English cricketer (born 1965)

Paul Jonathan Humphries (born 20 October 1965) is a former English cricketer. Humphries was a right-handed batsman who bowled right-arm fast-medium. He was born at Bromsgrove, Worcestershire.

Paul Humphries made his debut for Herefordshire in the 1993 Minor Counties Championship against Cheshire. From 1993 to 1994, he played 3 further Championship matches for the county.

In 1995, he joined Staffordshire. His debut for the county came in the Minor Counties Championship against Hertfordshire. During the 1995 season, he played 3 further Championship matches, the last of which came against Cumberland.

In 1997, he rejoined Herefordshire. It was during his second spell that he made his debut in the MCCA Knockout Trophy against Wiltshire in 1998. From 1998 to 2001, he represented the county in 15 Trophy matches, the last of which came against the Worcestershire Cricket Board. In his second spell with the county, he made a further 31 Minor Counties Championship matches, the last of which came against Oxfordshire in 2001.

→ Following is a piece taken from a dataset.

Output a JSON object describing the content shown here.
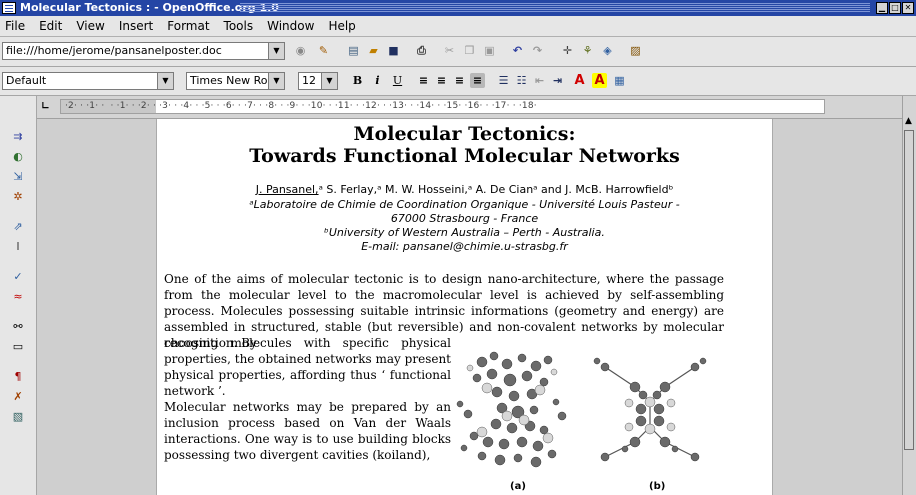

He also represented Herefordshire in List A cricket during his second stint. His debut List A match came against Middlesex in the 1998 NatWest Trophy. From 1998 to 2001, he represented the county in 5 List A matches, the last of which came against the Gloucestershire Cricket Board in the 2nd round of the 2001 Cheltenham & Gloucester Trophy. In his 5 matches, he took 6 wickets at a bowling average of 30.83, with best figures of 2/25.